“The will to power as self-valuing”: to BARL that phrase cannot do without the term “the will to power”. Why not? Because “self-valuing” is a very abstract word. It’s the reflexive form [“self-”] of a gerund–and, not unimportant though only secondarily, a nominalized adjective–[“valuing”] made from a Latinism (“valu-”)–whereas “will” and “power”, not to mention “to”, are much rather “Anglish” words. Even “power”, however, is ]already[ easily dubious, being French in origin. (I could elaborate, but would rather move on.)
Self-valuing, as I understand it, is the making worthy of ‘making worthy’… It is the insistence, by that which it itself is, that this way of ‘making things worthy’ is worth the while–the time, the Being–of that which it makes worthy… A most primordial way of doing so is acknowledging that which one makes worthy as actually being other ways of ‘making things worthy’–
How can a nihilist do so? as someone who keeps insisting even this much is superstition: it is only that one has evolved, even in one’s own lifetime–i.e., memories, reminiscences…–alone, to defer to certain phenomena that they are to be regarded as themselves numena to be reckoned with. Thus there is, for example, the weather, that chaos-theoretical primeval park. Yet another exemplum would be ‘other people’… ‘People’ must have been such a weather-like cloud or forest to lone predators insofar as they had a human-like experience thereof. Ah, but the ‘human’ is precisely what is to be overcome–if only for the sake of further understanding of these matters.

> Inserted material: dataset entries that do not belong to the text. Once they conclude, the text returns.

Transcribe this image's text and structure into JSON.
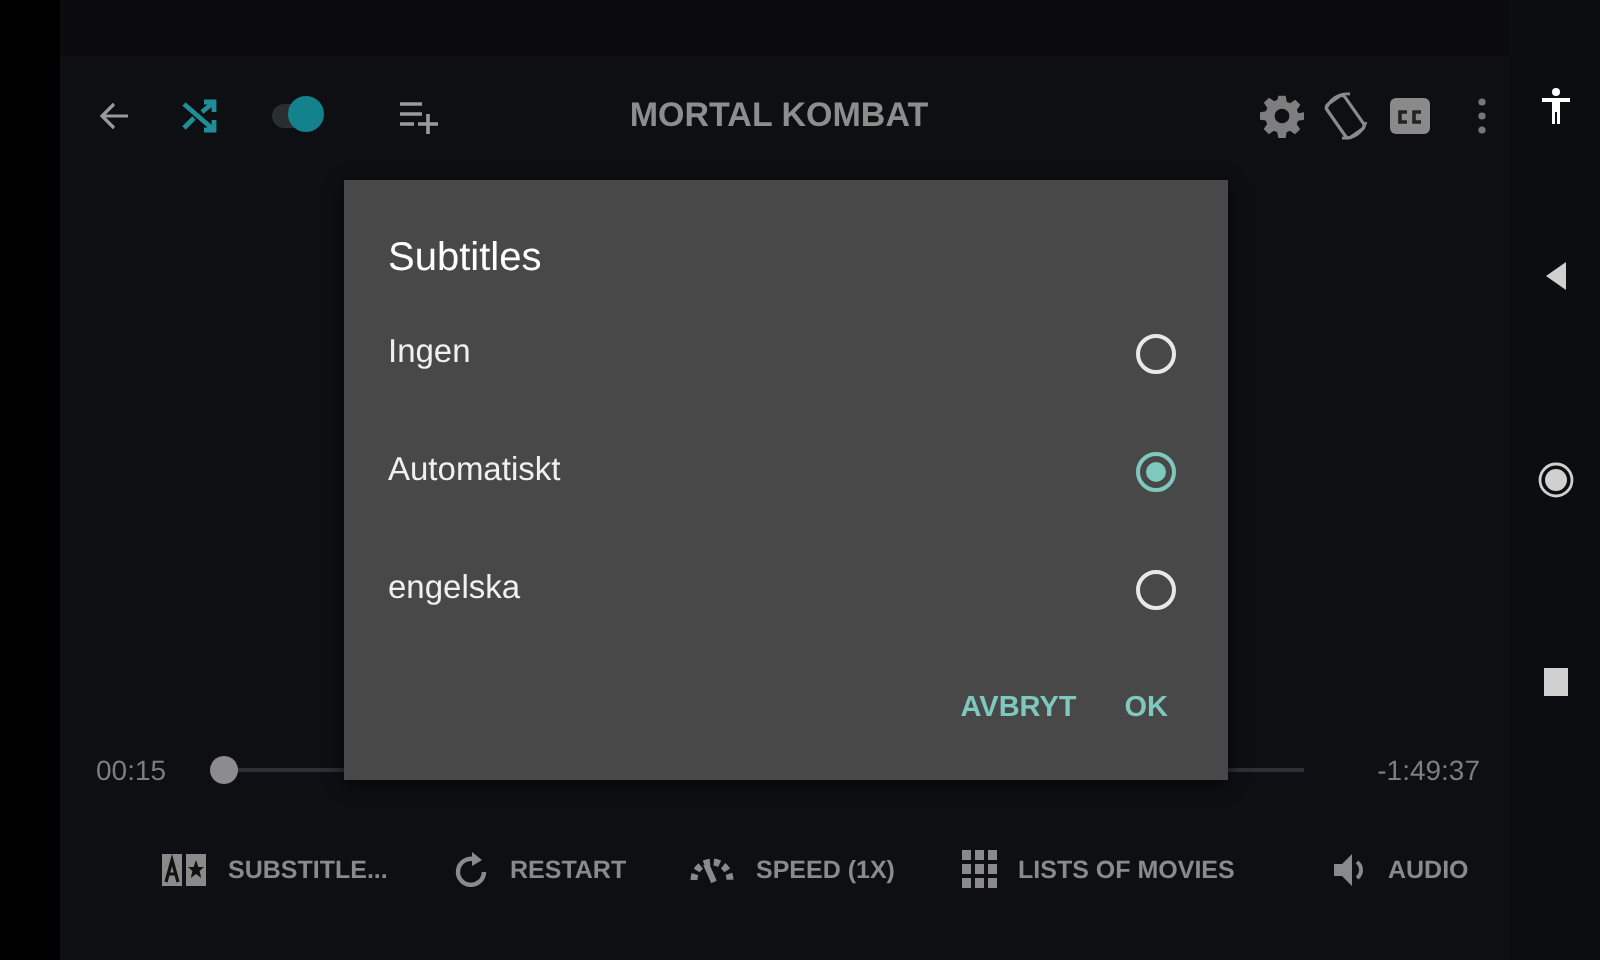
{
  "top_bar": {
    "title": "MORTAL KOMBAT",
    "toggle": {
      "on": true
    }
  },
  "dialog": {
    "title": "Subtitles",
    "options": [
      {
        "label": "Ingen",
        "selected": false
      },
      {
        "label": "Automatiskt",
        "selected": true
      },
      {
        "label": "engelska",
        "selected": false
      }
    ],
    "buttons": [
      "AVBRYT",
      "OK"
    ]
  },
  "seek_bar": {
    "elapsed": "00:15",
    "remaining": "-1:49:37",
    "level": 0
  },
  "toolbar": [
    {
      "kind": "subtitles",
      "label": "SUBSTITLE..."
    },
    {
      "kind": "restart",
      "label": "RESTART"
    },
    {
      "kind": "speed",
      "label": "SPEED (1X)"
    },
    {
      "kind": "grid",
      "label": "LISTS OF MOVIES"
    },
    {
      "kind": "audio",
      "label": "AUDIO"
    }
  ]
}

My way of ‘making things worthy’–or making things matter, for that matter–is manifesting myself, making myself clear, to myself. ‘Making myself clear’, the only way my “myself” literally means something, without being a transference on the part of other(s’) “myselves”. But even this my ‘making myself clear’ is always different–though in this vaporized state it’s even more different than usual–. It’s not always deeper, but on the whole it does get ever deeper, though not necessarily faster and faster as I grow older–or just grow, you may also say. Who?
Whoever regard themselves as made worthy by applying it (“you”) to themselves! But for the sake of all of you, first of all, to me, that should be Me! Moi–voila un homme! Yes, I’ve presumed to be a Man, a real man, and perhaps even a real real man… if my ‘Others’, my ‘significant others’, have only been girls or women. But does this not mean my ‘Self’, my self-image, is at bottom still feminine? Should I, if I am to be a real man, not address other Men instead? Or at least those who rule the present world?
My weakness or passion for tonal music, and then for the most ‘tragic’ of tonal music, was intimately related to my love and lust for girls–the most feminine of girls; though by no means necessarily the most ‘girlish’ of girls… in all respects, at least. Just had a déja vu–of something I seem to remember Magnus Anderson saying. Speaking of whom, I was also reminded of him at the very beginning of this post. But that is just a distraction, right now. I probably already lost him when I called something a nominalized adjective… of which I was also reminded when I wrote that. No, I write for the most learned of readers I can imagine–even as I aspire to be the most learned of writers I can be without pretending.
The real real man Socrates was supposedly a homophile. And indeed, “homophile”, ‘loving the same’, seems to follow most directly from self-valuing. Socrates loved his “puppies”… But really, I think, only insofar as he saw great potential in them–the potential to be mature, to be a Man, to be Socrateses of their own. I think or wish Plato was onesuch. Plato was Augustus to Socrates’ Caesar; was Aristocles, the Alexander to Socrates’s Aristotle… But under Socratism, Aristocles became only Plato; Aristocleanism, Homeric Nietzscheanism, became only Platonism… Let us, myself and my peers, at last impose this Aristocleanism! Doff the priestly or scholarly garb, become bloody and sweaty warlords! Not the sweat of people warming themselves against each other–quite far from it! But a kind of Conan the Barbarian of authors…
Ah, but must that not mean ‘each for himself’? I even used a pop culture reference in order to make myself clear… I’ve started to fail again! Back to my unshared experience with me! Where will this train of thought lead me?